This music lacks electricity. Everything else is there -- complex mechanical parts, lubricated and machined with due precision. There's a smart computer that -- ideally -- should control the entire process. Everything is in place. The only thing missing is electricity itself...
Kostroma's MORTIFER is a flagship of the domestic thrash scene. Metal in their understanding is a perfectly polished blank, with perfect angles, magnetized by many hours of a machinist's work at the lathe. Without such parts, a train won't fly and a plane won't drive... wait, the other way around. Without such parts, a nuclear reactor won't produce the required kilowatts, and a furnace in a steel mill won't fire up.
But what is a part separated from the machine? Something very inconspicuous, something ordinary. Something that many foolishly consider unnecessary...

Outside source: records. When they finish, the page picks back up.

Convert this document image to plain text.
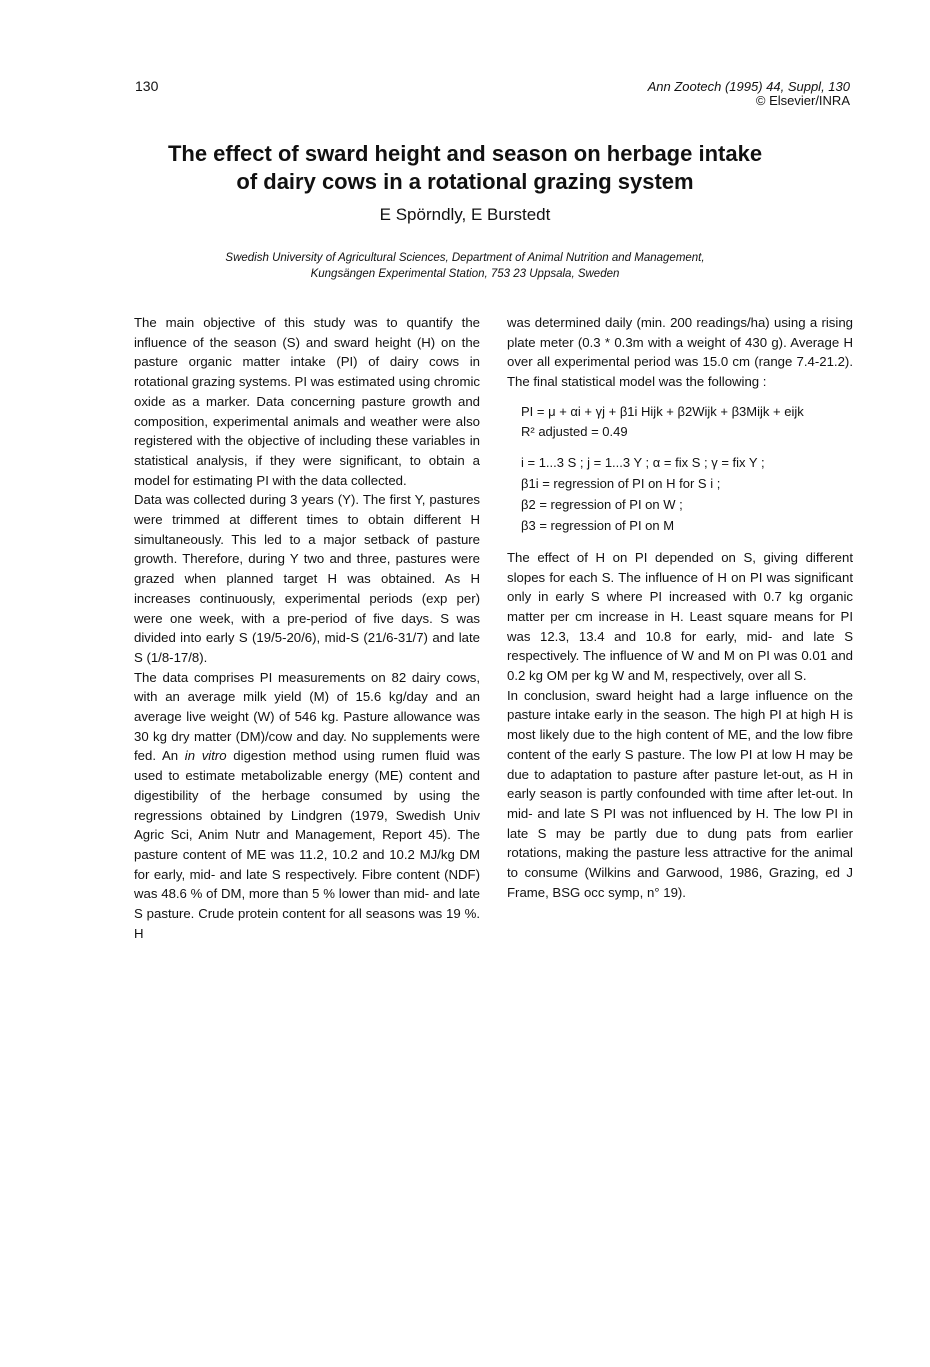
130	Ann Zootech (1995) 44, Suppl, 130
© Elsevier/INRA
The effect of sward height and season on herbage intake
of dairy cows in a rotational grazing system
E Spörndly, E Burstedt
Swedish University of Agricultural Sciences, Department of Animal Nutrition and Management,
Kungsängen Experimental Station, 753 23 Uppsala, Sweden

The main objective of this study was to quantify the influence of the season (S) and sward height (H) on the pasture organic matter intake (PI) of dairy cows in rotational grazing systems. PI was estimated using chromic oxide as a marker. Data concerning pasture growth and composition, experimental animals and weather were also registered with the objective of including these variables in statistical analysis, if they were significant, to obtain a model for estimating PI with the data collected.

Data was collected during 3 years (Y). The first Y, pastures were trimmed at different times to obtain different H simultaneously. This led to a major setback of pasture growth. Therefore, during Y two and three, pastures were grazed when planned target H was obtained. As H increases continuously, experimental periods (exp per) were one week, with a pre-period of five days. S was divided into early S (19/5-20/6), mid-S (21/6-31/7) and late S (1/8-17/8).

The data comprises PI measurements on 82 dairy cows, with an average milk yield (M) of 15.6 kg/day and an average live weight (W) of 546 kg. Pasture allowance was 30 kg dry matter (DM)/cow and day. No supplements were fed. An in vitro digestion method using rumen fluid was used to estimate metabolizable energy (ME) content and digestibility of the herbage consumed by using the regressions obtained by Lindgren (1979, Swedish Univ Agric Sci, Anim Nutr and Management, Report 45). The pasture content of ME was 11.2, 10.2 and 10.2 MJ/kg DM for early, mid- and late S respectively. Fibre content (NDF) was 48.6 % of DM, more than 5 % lower than mid- and late S pasture. Crude protein content for all seasons was 19 %. H

was determined daily (min. 200 readings/ha) using a rising plate meter (0.3 * 0.3m with a weight of 430 g). Average H over all experimental period was 15.0 cm (range 7.4-21.2). The final statistical model was the following :

PI = μ + αi + γj + β1i Hijk + β2Wijk + β3Mijk + eijk
R² adjusted = 0.49
i = 1...3 S ; j = 1...3 Y ; α = fix S ; γ = fix Y ;
β1i = regression of PI on H for S i ;
β2 = regression of PI on W ;
β3 = regression of PI on M

The effect of H on PI depended on S, giving different slopes for each S. The influence of H on PI was significant only in early S where PI increased with 0.7 kg organic matter per cm increase in H. Least square means for PI was 12.3, 13.4 and 10.8 for early, mid- and late S respectively. The influence of W and M on PI was 0.01 and 0.2 kg OM per kg W and M, respectively, over all S.

In conclusion, sward height had a large influence on the pasture intake early in the season. The high PI at high H is most likely due to the high content of ME, and the low fibre content of the early S pasture. The low PI at low H may be due to adaptation to pasture after pasture let-out, as H in early season is partly confounded with time after let-out. In mid- and late S PI was not influenced by H. The low PI in late S may be partly due to dung pats from earlier rotations, making the pasture less attractive for the animal to consume (Wilkins and Garwood, 1986, Grazing, ed J Frame, BSG occ symp, n° 19).
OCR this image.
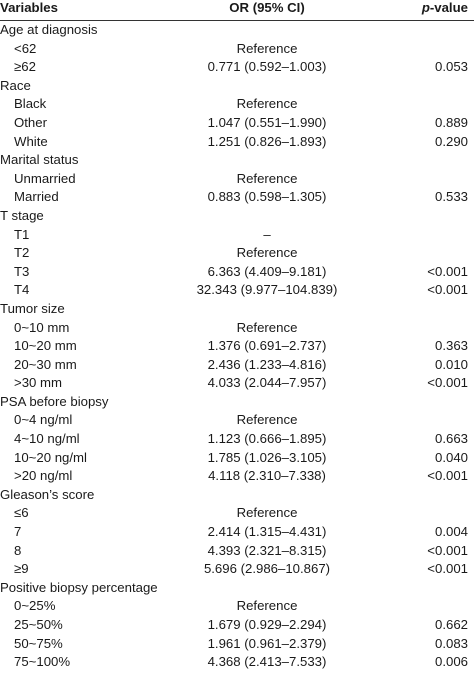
Variables	OR (95% CI)	p-value
Age at diagnosis		
<62	Reference	
≥62	0.771 (0.592–1.003)	0.053
Race		
Black	Reference	
Other	1.047 (0.551–1.990)	0.889
White	1.251 (0.826–1.893)	0.290
Marital status		
Unmarried	Reference	
Married	0.883 (0.598–1.305)	0.533
T stage		
T1	–	
T2	Reference	
T3	6.363 (4.409–9.181)	<0.001
T4	32.343 (9.977–104.839)	<0.001
Tumor size		
0~10 mm	Reference	
10~20 mm	1.376 (0.691–2.737)	0.363
20~30 mm	2.436 (1.233–4.816)	0.010
>30 mm	4.033 (2.044–7.957)	<0.001
PSA before biopsy		
0~4 ng/ml	Reference	
4~10 ng/ml	1.123 (0.666–1.895)	0.663
10~20 ng/ml	1.785 (1.026–3.105)	0.040
>20 ng/ml	4.118 (2.310–7.338)	<0.001
Gleason’s score		
≤6	Reference	
7	2.414 (1.315–4.431)	0.004
8	4.393 (2.321–8.315)	<0.001
≥9	5.696 (2.986–10.867)	<0.001
Positive biopsy percentage		
0~25%	Reference	
25~50%	1.679 (0.929–2.294)	0.662
50~75%	1.961 (0.961–2.379)	0.083
75~100%	4.368 (2.413–7.533)	0.006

Perhaps MORTIFER's music doesn't sound too original in the 21st century, but it's hard to deny that it's played with heart and skill. Colorless as it may be, this metal has substance, weight, and significance. It's like bread -- a fine accompaniment to any meal. Perhaps "Total Darkness" lacks melodies, aggression, and bite, but that's by today's standards. After all, it is precisely thanks to MORTIFER that one can say thrash metal exists in russia. And what's your own, no matter what it may be, always feels closer. Postscript -- a patriot's restrained tear.